As a pitcher, he made three starts in July and was 2-0 with a 1.35 ERA and microscopic 0.70 WHIP. Make that four starts – he started for the American League in the All-Star Game and earned the win in the AL’s 5-2 victory (needless to say, he’s the only person to ever participate in the Derby and also pitch in the game). Overall, he’s 5-1 with a 3.04 ERA and 1.13 WHIP. He’s struck out 100 batters in 80 innings, though he has walked 36.
On the other coast, first-year import Sawamura is quietly having a solid year for the Red Sox. Nothing spectacular, but he’s become someone that first-place Boston can count on regularly.
Overall, Sawamura is 4-1 with a 2.79 earned-run average and 1.29 WHIP. He has had some trouble with bases on balls, having allowed 20 in 38.2 innings through July, but he improved that a bit in July.
Now to those whose performances went backward last month.
Kikuchi had solid May and June performances and, in his third season, was appearing to finally give the Mariners a return on their investment.
However, he regressed after a July 1 victory over Toronto in which he allowed just five hits and one run. Even including his good outing against Toronto, he was 1-3 with a 6.11 ERA during the month and gave up 35 hits and seven home runs in 28 innings. A quick turnaround for him is imperative if Seattle is to have any chance of making the playoffs.
Likewise, Darvish is a critical factor for the Padres, who currently stand third in the National League West Division. Like Maeda, Darvish was a Cy Young Award runner-up in 2020 and began 2021 on the same level. Through June, he was 7-2 with a 2.44 earned-run average and 0.95 WHIP.
Then came July. In five starts, he posted an 0-4 mark with a 7.36 ERA. Like Kikuchi, he had trouble with the home run ball. After giving up just ten homers in the season’s first three months, he allowed nine in 25.1 innings in July. His season earned-run averaged ballooned by more than a run to 3.48.
The remaining active Japanese import is Akiyama, who hasn’t produced as the Reds expected when they signed him to a three-year contract prior to the 2020 season.
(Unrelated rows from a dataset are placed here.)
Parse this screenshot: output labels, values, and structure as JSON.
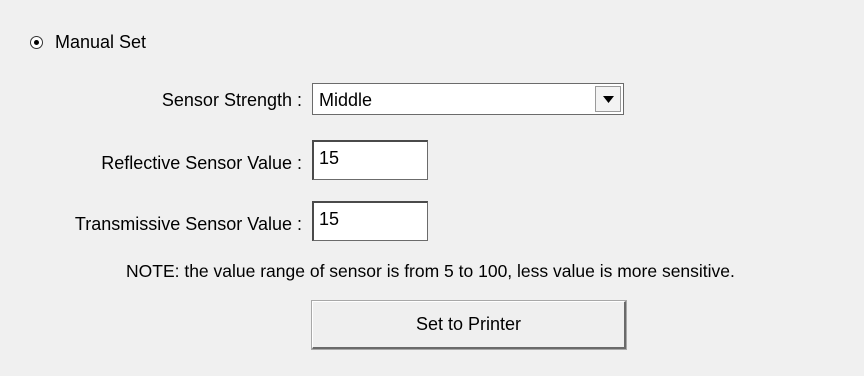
{
  "mode": {
    "label": "Manual Set",
    "selected": true
  },
  "sensor_strength": {
    "label": "Sensor Strength :",
    "value": "Middle"
  },
  "reflective": {
    "label": "Reflective Sensor Value :",
    "value": "15"
  },
  "transmissive": {
    "label": "Transmissive Sensor Value :",
    "value": "15"
  },
  "note": "NOTE: the value range of sensor is from 5 to 100, less value is more sensitive.",
  "set_button": {
    "label": "Set to Printer"
  },
  "icons": {
    "radio": "radio-selected-icon",
    "dropdown": "chevron-down-icon"
  }
}
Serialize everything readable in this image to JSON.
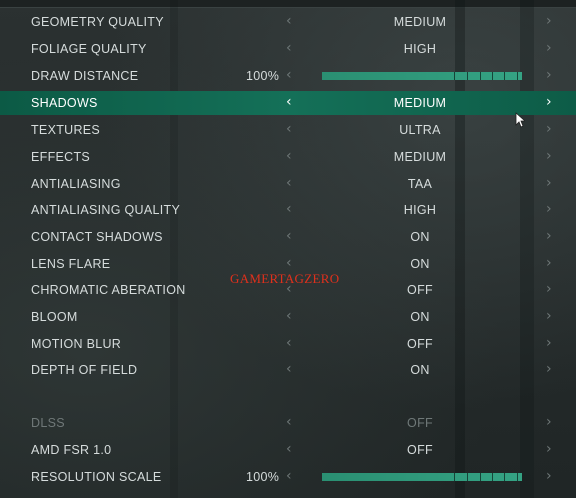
{
  "settings": [
    {
      "label": "GEOMETRY QUALITY",
      "value": "MEDIUM"
    },
    {
      "label": "FOLIAGE QUALITY",
      "value": "HIGH"
    },
    {
      "label": "DRAW DISTANCE",
      "percent": "100%",
      "slider_fraction": 1.0
    },
    {
      "label": "SHADOWS",
      "value": "MEDIUM",
      "selected": true
    },
    {
      "label": "TEXTURES",
      "value": "ULTRA"
    },
    {
      "label": "EFFECTS",
      "value": "MEDIUM"
    },
    {
      "label": "ANTIALIASING",
      "value": "TAA"
    },
    {
      "label": "ANTIALIASING QUALITY",
      "value": "HIGH"
    },
    {
      "label": "CONTACT SHADOWS",
      "value": "ON"
    },
    {
      "label": "LENS FLARE",
      "value": "ON"
    },
    {
      "label": "CHROMATIC ABERATION",
      "value": "OFF"
    },
    {
      "label": "BLOOM",
      "value": "ON"
    },
    {
      "label": "MOTION BLUR",
      "value": "OFF"
    },
    {
      "label": "DEPTH OF FIELD",
      "value": "ON"
    },
    {
      "label": "DLSS",
      "value": "OFF",
      "disabled": true
    },
    {
      "label": "AMD FSR 1.0",
      "value": "OFF"
    },
    {
      "label": "RESOLUTION SCALE",
      "percent": "100%",
      "slider_fraction": 1.0
    }
  ],
  "icons": {
    "left": "‹",
    "right": "›"
  },
  "watermark": "GAMERTAGZERO",
  "colors": {
    "selected_row": "#147058",
    "slider_fill": "#2a8f72",
    "watermark": "#e0301c"
  }
}
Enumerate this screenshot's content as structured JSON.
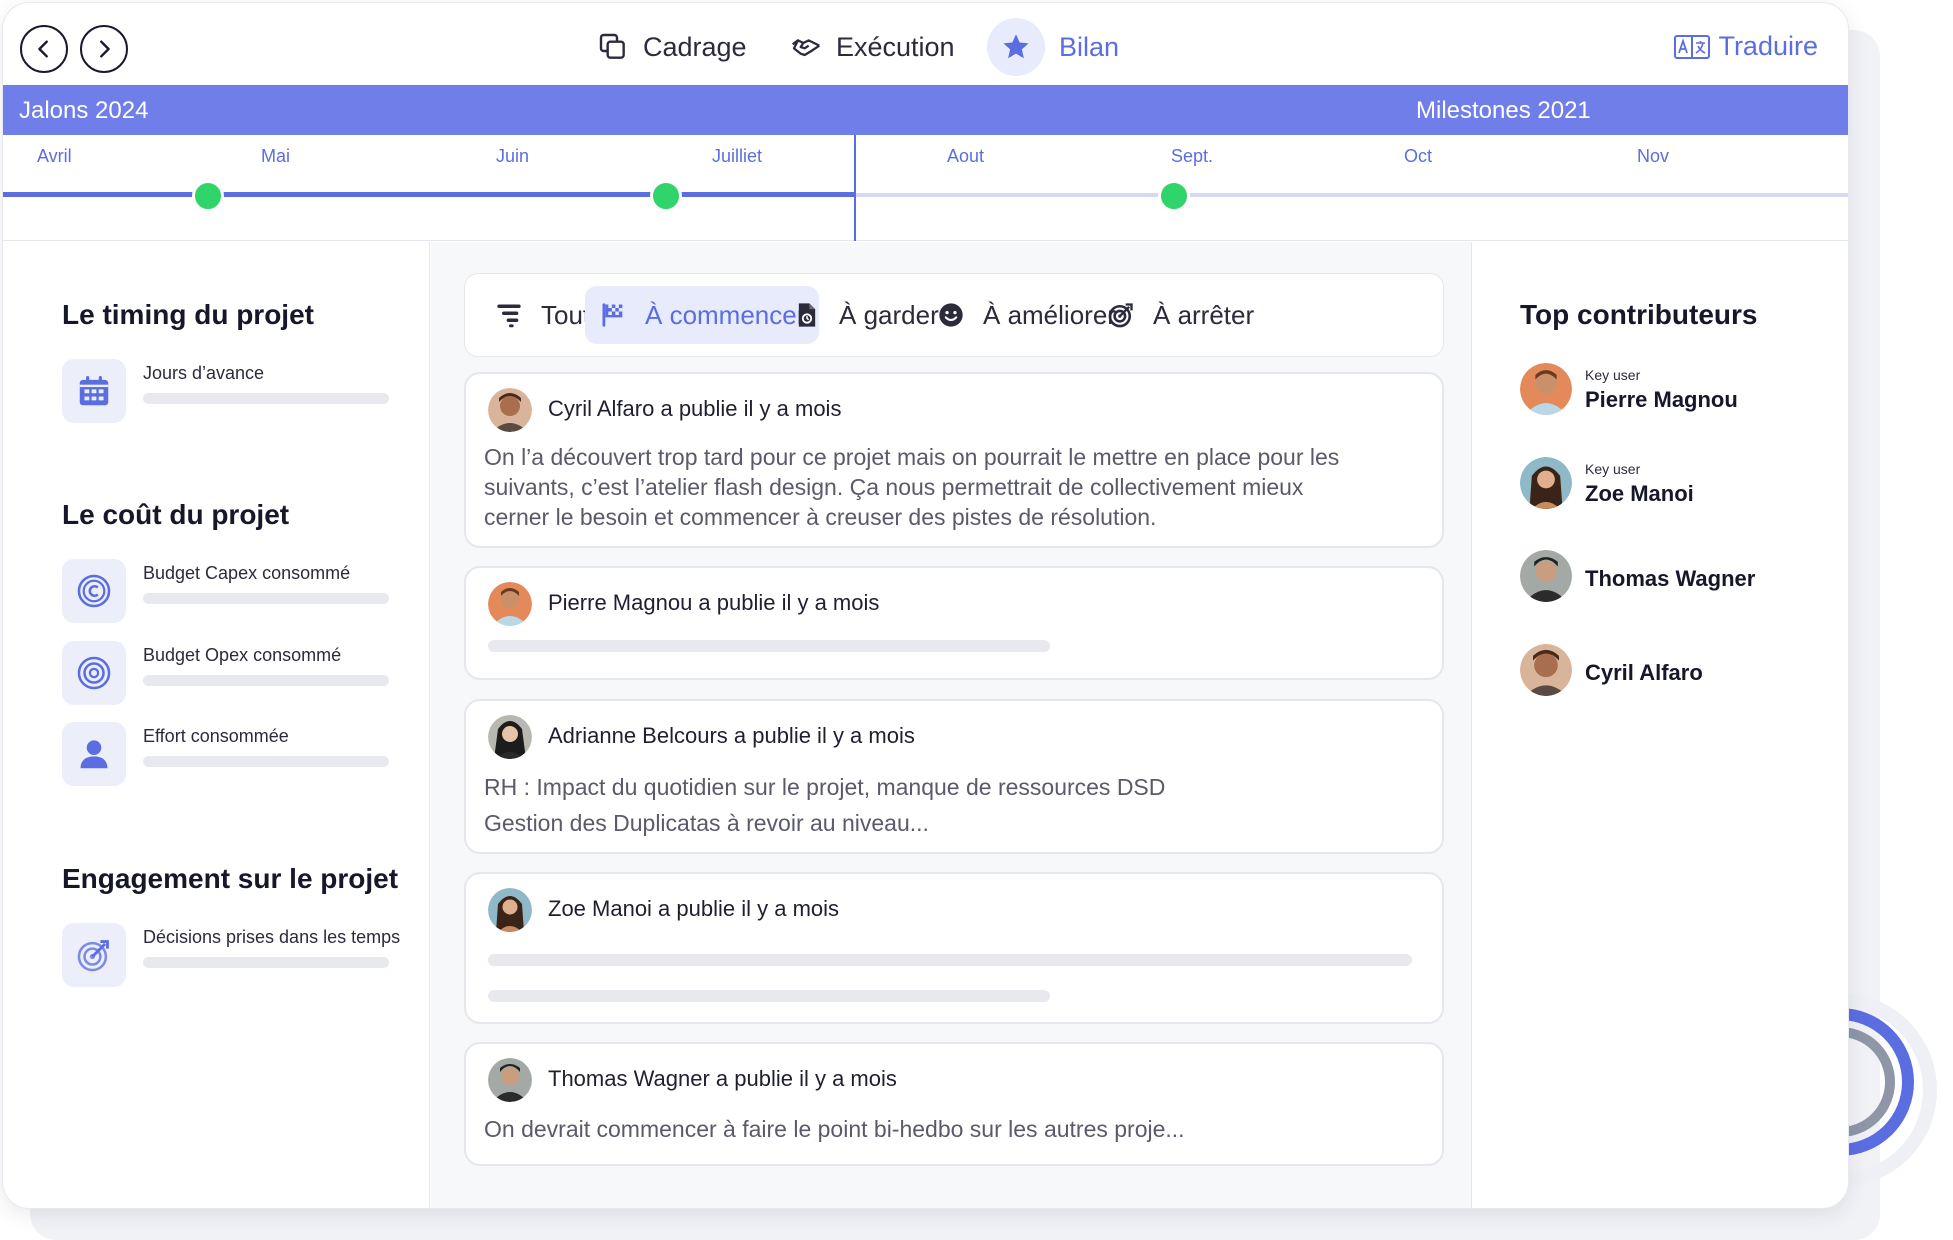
{
  "header": {
    "stages": [
      {
        "label": "Cadrage",
        "icon": "copy-icon"
      },
      {
        "label": "Exécution",
        "icon": "handshake-icon"
      },
      {
        "label": "Bilan",
        "icon": "star-icon",
        "active": true
      }
    ],
    "translate_label": "Traduire"
  },
  "timeline": {
    "left_title": "Jalons 2024",
    "right_title": "Milestones 2021",
    "months": [
      "Avril",
      "Mai",
      "Juin",
      "Juilliet",
      "Aout",
      "Sept.",
      "Oct",
      "Nov"
    ]
  },
  "left_panel": {
    "timing": {
      "title": "Le timing du projet",
      "metrics": [
        {
          "label": "Jours d’avance",
          "icon": "calendar-icon"
        }
      ]
    },
    "cost": {
      "title": "Le coût du projet",
      "metrics": [
        {
          "label": "Budget Capex consommé",
          "icon": "coin-icon"
        },
        {
          "label": "Budget Opex consommé",
          "icon": "coins-stack-icon"
        },
        {
          "label": "Effort consommée",
          "icon": "user-icon"
        }
      ]
    },
    "engagement": {
      "title": "Engagement sur le projet",
      "metrics": [
        {
          "label": "Décisions prises dans les temps",
          "icon": "target-icon"
        }
      ]
    }
  },
  "filters": {
    "tabs": [
      {
        "label": "Tout",
        "icon": "filter-icon"
      },
      {
        "label": "À commencer",
        "icon": "flag-icon",
        "active": true
      },
      {
        "label": "À garder",
        "icon": "document-icon"
      },
      {
        "label": "À améliorer",
        "icon": "smiley-icon"
      },
      {
        "label": "À arrêter",
        "icon": "target-icon"
      }
    ]
  },
  "posts": [
    {
      "author": "Cyril Alfaro a publie il y a mois",
      "lines": [
        "On l’a découvert trop tard pour ce projet mais on pourrait le mettre en place pour les",
        "suivants, c’est l’atelier flash design. Ça nous permettrait de collectivement mieux",
        "cerner le besoin et commencer à creuser des pistes de résolution."
      ]
    },
    {
      "author": "Pierre Magnou a publie il y a mois",
      "lines": []
    },
    {
      "author": "Adrianne Belcours a publie il y a mois",
      "lines": [
        "RH : Impact du quotidien sur le projet, manque de ressources DSD",
        "Gestion des Duplicatas à revoir au niveau..."
      ]
    },
    {
      "author": "Zoe Manoi a publie il y a mois",
      "lines": []
    },
    {
      "author": "Thomas Wagner a publie il y a mois",
      "lines": [
        "On devrait commencer à faire le point bi-hedbo sur les autres proje..."
      ]
    }
  ],
  "contributors": {
    "title": "Top contributeurs",
    "items": [
      {
        "role": "Key user",
        "name": "Pierre Magnou"
      },
      {
        "role": "Key user",
        "name": "Zoe Manoi"
      },
      {
        "role": "",
        "name": "Thomas Wagner"
      },
      {
        "role": "",
        "name": "Cyril Alfaro"
      }
    ]
  },
  "colors": {
    "accent": "#5b6ee1",
    "band": "#6f7ee8",
    "accent_soft": "#e8ebfb",
    "milestone": "#2fd46a",
    "placeholder": "#e8e9ee"
  }
}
He came on well during the last month of the 2020 campaign, but suffered a hamstring injury in spring training this year that delayed the start of his season by more than a month.
After batting .194 in May, he appeared to be getting on a positive track after hitting .250 in June. But he averaged just .163 in June and is splitting time with Aristides Aquino in Cincinnati’s outfield rotation. When Nick Castellanos returns from the injured list, it’s likely that Akiyama’s playing time will further decrease unless his performance picks up.
Etc.: Yoshi Tsutsugo, who signed a two-year contract with Tampa Bay Rays before the 2020 season and then struggled at the plate before being designated for assignment and traded to the Los Angeles Dodgers in May, has fallen further. After joining the Dodgers, he went on the injured list with a calf strain and then was outrighted off the 40-man roster on July 7 and sent to AAA Oklahoma City. Through 34 games there, he’s batted .233 with nine home runs, 22 RBI, and an .831 OPS . . . No definitive word yet on whether Kohei Arihara, a starting pitcher in his first season with Texas, will miss the remainder of the season. He originally went on the IL on May 9 because of a contusion to the middle finger of his right (pitching) hand. Later, he was diagnosed with an aneurysm in his right (pitching) shoulder, which was said to be the source of the pain in his finger. After surgery, he was expected to be out for at least 12 weeks. For the season, Arihara is 2-3 with a 6.59 ERA and 1.53 WHIP and has walked 12 batters in 28.2 innings . . . Reliever Shun Yamaguchi, who struggled with Toronto in 2020 – his first season in MLB – and then was released earlier this season by the San Francisco Giants, returned to his former Japanese Central League team, the Yomiuri Giants. As of the end of July, he’d made four appearances, posting a 2-1 record with a 2.45 ERA and 1.13 WHIP.